After Buffam's marriage vows; Emily does not join the other guests outside the church congratulating the newly married couple.
This joy begins to fade with death of friends and relatives, and particularly the marriage of her beloved friend Vryling Buffam's religious conversion, and her subsequent marriage a pastor. Thereafter the friendship, as Emily feared, disappears entirely. It may be Emily deliberately disappeared the friendship, as she was as passionately convinced that marriage had to destroy the only kind of friendship that she could sustain, that of passionate intimacy. Now too disappears the laughter, as her partner in transgressive wit enters the grave of wife and motherhood.  Her terrible loneliness begins to manifest, chosen as deliberately out of anger with the world she's been given, her place in it as a woman, as an artist with a soul as large as the universe, physical maladies and pain, and -- a mind that cannot be contained within a single world, much less house and garden, and which possesses an intimate, passionate relationship with God.

I do wish the film had included the witnessed incident of Emily drowning unwanted newborn kittens in a bucket of water. I had to make due with another acclaimed incident of her father, while waiting to be served his dinner, calmly complaining his plate is not quite clean, and she calmly picking up the plate to smash it into pieces against the table.

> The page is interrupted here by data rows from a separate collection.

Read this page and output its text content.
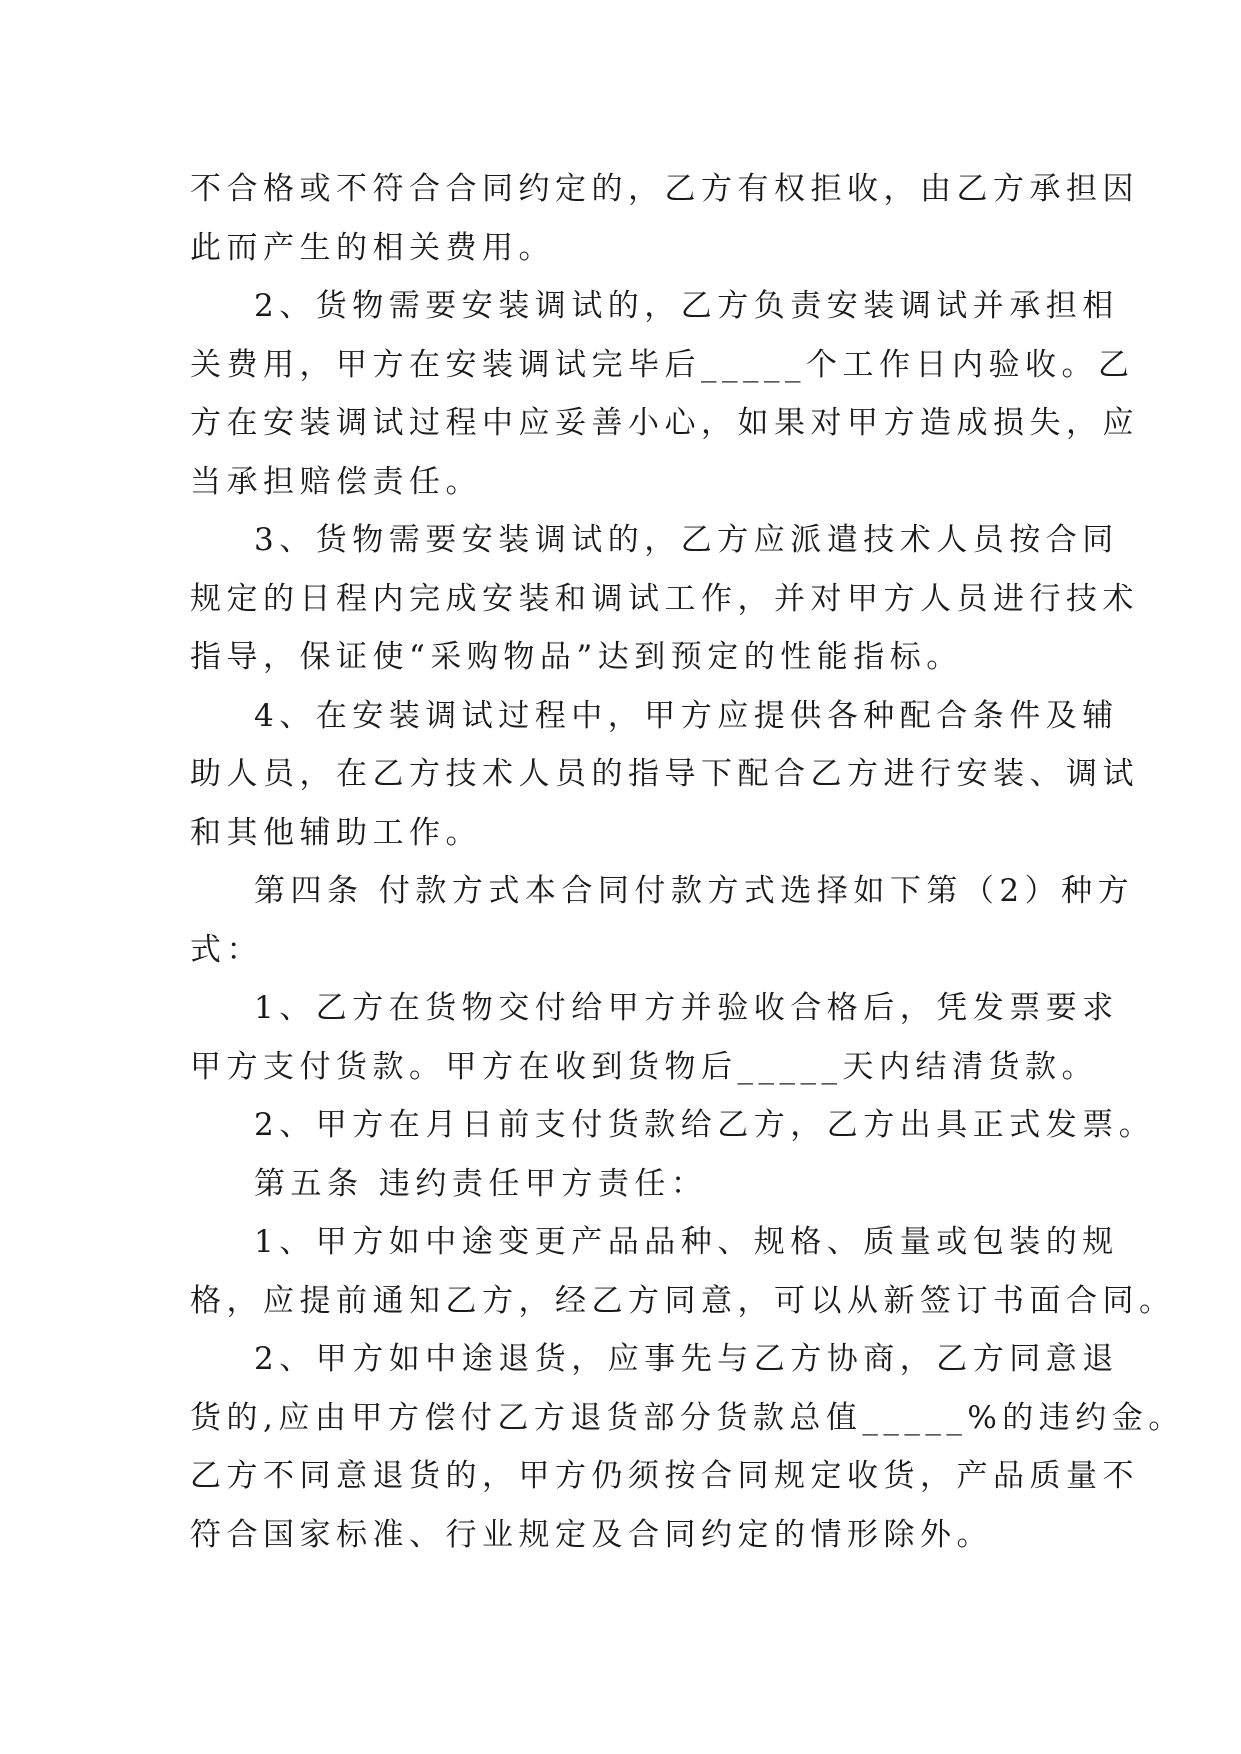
不合格或不符合合同约定的，乙方有权拒收，由乙方承担因
此而产生的相关费用。
2、货物需要安装调试的，乙方负责安装调试并承担相
关费用，甲方在安装调试完毕后_____个工作日内验收。乙
方在安装调试过程中应妥善小心，如果对甲方造成损失，应
当承担赔偿责任。
3、货物需要安装调试的，乙方应派遣技术人员按合同
规定的日程内完成安装和调试工作，并对甲方人员进行技术
指导，保证使“采购物品”达到预定的性能指标。
4、在安装调试过程中，甲方应提供各种配合条件及辅
助人员，在乙方技术人员的指导下配合乙方进行安装、调试
和其他辅助工作。
第四条 付款方式本合同付款方式选择如下第（2）种方
式：
1、乙方在货物交付给甲方并验收合格后，凭发票要求
甲方支付货款。甲方在收到货物后_____天内结清货款。
2、甲方在月日前支付货款给乙方，乙方出具正式发票。
第五条 违约责任甲方责任：
1、甲方如中途变更产品品种、规格、质量或包装的规
格，应提前通知乙方，经乙方同意，可以从新签订书面合同。
2、甲方如中途退货，应事先与乙方协商，乙方同意退
货的,应由甲方偿付乙方退货部分货款总值_____%的违约金。
乙方不同意退货的，甲方仍须按合同规定收货，产品质量不
符合国家标准、行业规定及合同约定的情形除外。
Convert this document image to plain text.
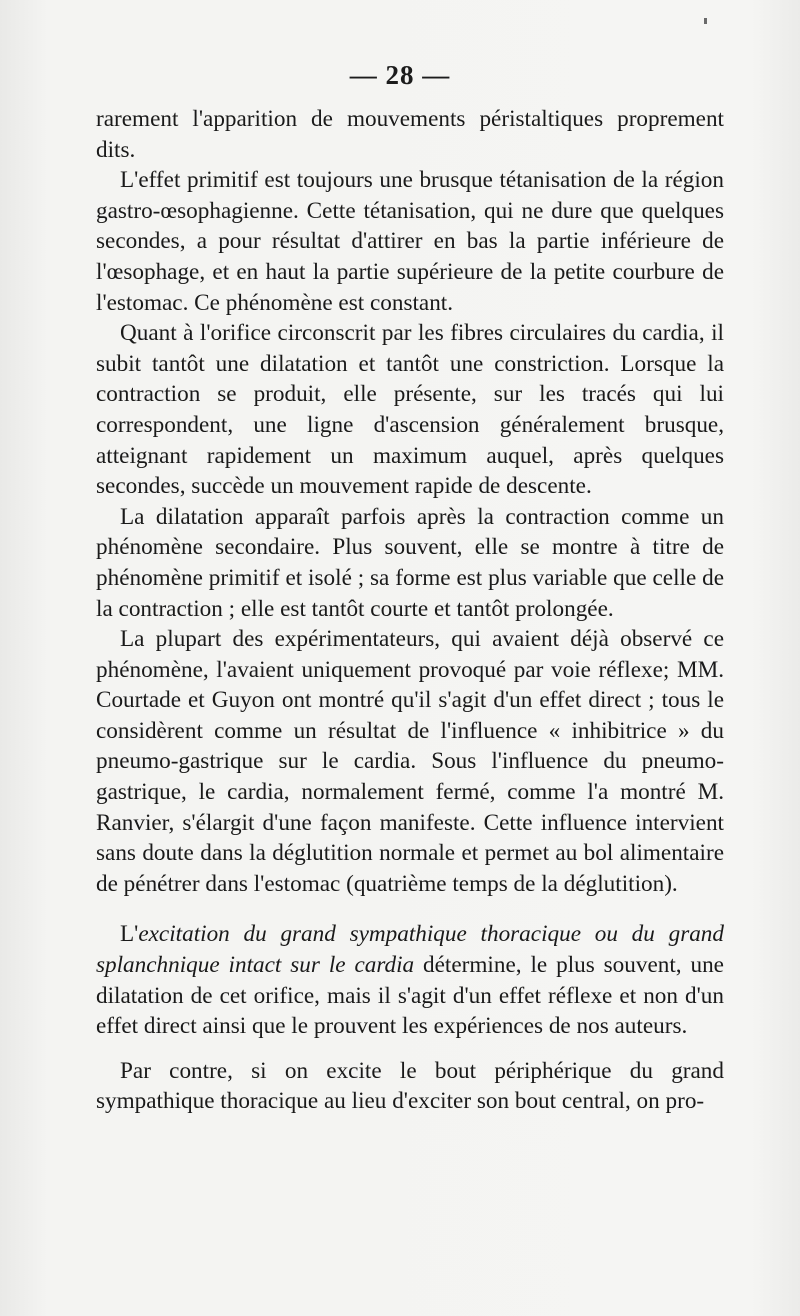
— 28 —

rarement l'apparition de mouvements péristaltiques proprement dits.

L'effet primitif est toujours une brusque tétanisation de la région gastro-œsophagienne. Cette tétanisation, qui ne dure que quelques secondes, a pour résultat d'attirer en bas la partie inférieure de l'œsophage, et en haut la partie supérieure de la petite courbure de l'estomac. Ce phénomène est constant.

Quant à l'orifice circonscrit par les fibres circulaires du cardia, il subit tantôt une dilatation et tantôt une constriction. Lorsque la contraction se produit, elle présente, sur les tracés qui lui correspondent, une ligne d'ascension généralement brusque, atteignant rapidement un maximum auquel, après quelques secondes, succède un mouvement rapide de descente.

La dilatation apparaît parfois après la contraction comme un phénomène secondaire. Plus souvent, elle se montre à titre de phénomène primitif et isolé ; sa forme est plus variable que celle de la contraction ; elle est tantôt courte et tantôt prolongée.

La plupart des expérimentateurs, qui avaient déjà observé ce phénomène, l'avaient uniquement provoqué par voie réflexe; MM. Courtade et Guyon ont montré qu'il s'agit d'un effet direct ; tous le considèrent comme un résultat de l'influence « inhibitrice » du pneumo-gastrique sur le cardia. Sous l'influence du pneumo-gastrique, le cardia, normalement fermé, comme l'a montré M. Ranvier, s'élargit d'une façon manifeste. Cette influence intervient sans doute dans la déglutition normale et permet au bol alimentaire de pénétrer dans l'estomac (quatrième temps de la déglutition).

L'excitation du grand sympathique thoracique ou du grand splanchnique intact sur le cardia détermine, le plus souvent, une dilatation de cet orifice, mais il s'agit d'un effet réflexe et non d'un effet direct ainsi que le prouvent les expériences de nos auteurs.

Par contre, si on excite le bout périphérique du grand sympathique thoracique au lieu d'exciter son bout central, on pro-
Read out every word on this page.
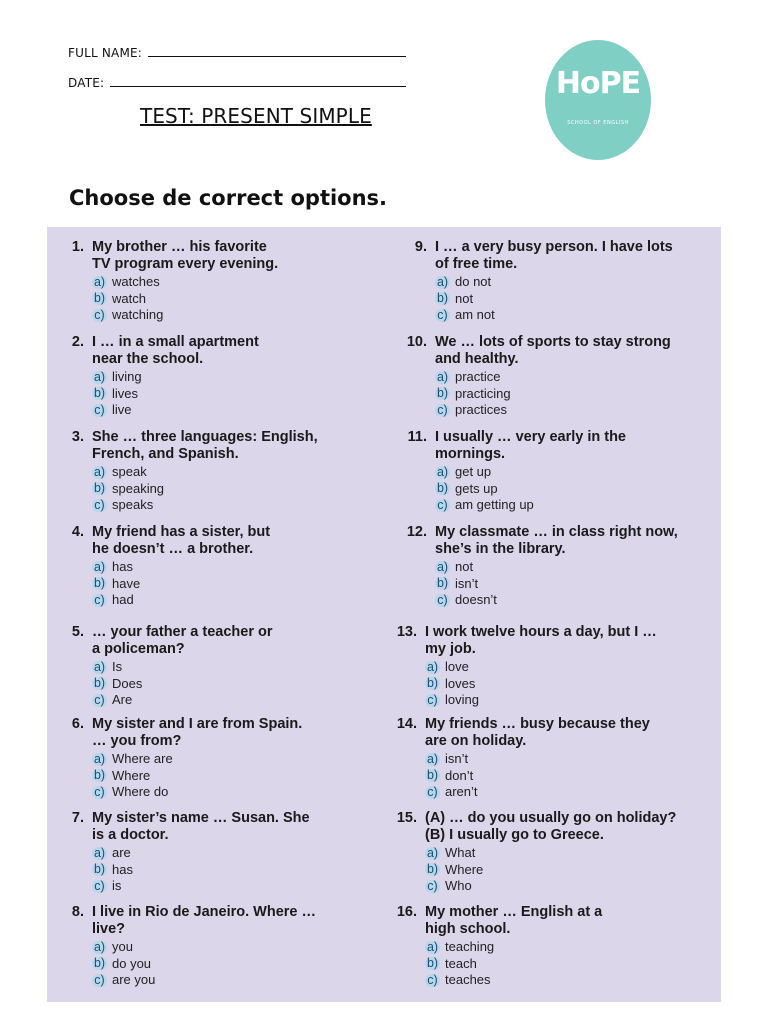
FULL NAME:
DATE:
TEST: PRESENT SIMPLE
HoPE
SCHOOL OF ENGLISH
Choose de correct options.
1. My brother … his favorite
TV program every evening.
a) watches
b) watch
c) watching
2. I … in a small apartment
near the school.
a) living
b) lives
c) live
3. She … three languages: English,
French, and Spanish.
a) speak
b) speaking
c) speaks
4. My friend has a sister, but
he doesn’t … a brother.
a) has
b) have
c) had
5. … your father a teacher or
a policeman?
a) Is
b) Does
c) Are
6. My sister and I are from Spain.
… you from?
a) Where are
b) Where
c) Where do
7. My sister’s name … Susan. She
is a doctor.
a) are
b) has
c) is
8. I live in Rio de Janeiro. Where …
live?
a) you
b) do you
c) are you
9. I … a very busy person. I have lots
of free time.
a) do not
b) not
c) am not
10. We … lots of sports to stay strong
and healthy.
a) practice
b) practicing
c) practices
11. I usually … very early in the
mornings.
a) get up
b) gets up
c) am getting up
12. My classmate … in class right now,
she’s in the library.
a) not
b) isn’t
c) doesn’t
13. I work twelve hours a day, but I …
my job.
a) love
b) loves
c) loving
14. My friends … busy because they
are on holiday.
a) isn’t
b) don’t
c) aren’t
15. (A) … do you usually go on holiday?
(B) I usually go to Greece.
a) What
b) Where
c) Who
16. My mother … English at a
high school.
a) teaching
b) teach
c) teaches
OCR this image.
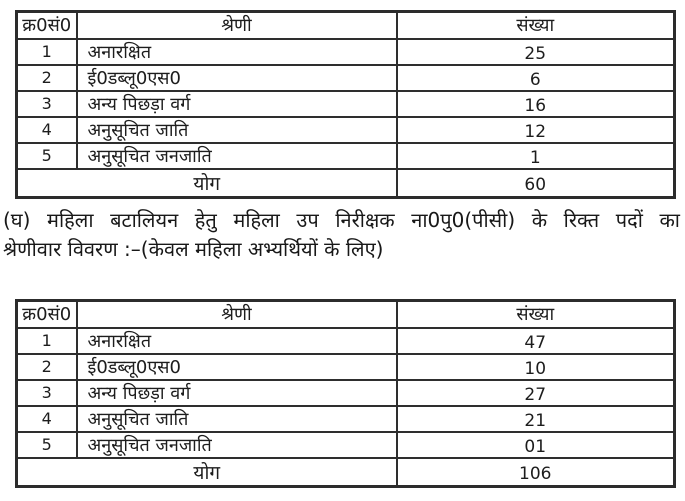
क्र0सं0	श्रेणी	संख्या
1	अनारक्षित	25
2	ई0डब्लू0एस0	6
3	अन्य पिछड़ा वर्ग	16
4	अनुसूचित जाति	12
5	अनुसूचित जनजाति	1
योग		60

(घ) महिला बटालियन हेतु महिला उप निरीक्षक ना0पु0(पीसी) के रिक्त पदों का
श्रेणीवार विवरण :–(केवल महिला अभ्यर्थियों के लिए)

क्र0सं0	श्रेणी	संख्या
1	अनारक्षित	47
2	ई0डब्लू0एस0	10
3	अन्य पिछड़ा वर्ग	27
4	अनुसूचित जाति	21
5	अनुसूचित जनजाति	01
योग		106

She explains,  “Now it does not matter.”

Most of all though, I wish the film makers had resisted and not manufactured an event between Emily and Mabel Todd Loomis, her brother's adulterous lover, and the woman who took over Emily after her death and created out of whole cloth all the phony mythology of the eternal Maid of Amherst, and herself as the only intimate of the poet.  Loomis never saw Emily in the flesh, never exchanged a word with her, and never got a glimpse of her poems.  She stole them from Emily's sister, Vinnie, then went on tour 'acting' Emily, and reading her poems, which bowdlerized to fit better with her phony Emily.  Which is a 19th century tale in itself!

Nevertheless, in terms of Emily herself, and her family, these decades of the 19th century from the 1830's to post the War of the Rebellion, the picture of the finest and most progressive and liberal minds of New England, and thus of our nation, and just how much passion and imagination fueled such minds -- there's never been a film like this.  It is joy to watch from the first scene, to the last.

Though all the actors are superb, in the end, such a film succeeds or fails according the actor who is Dickinson.  Cynthia Nixon is magnificent.  No one can doubt that the poet would be in heaven to see herself as Nixon has portrayed her.  Poetry is anything but a quiet passion.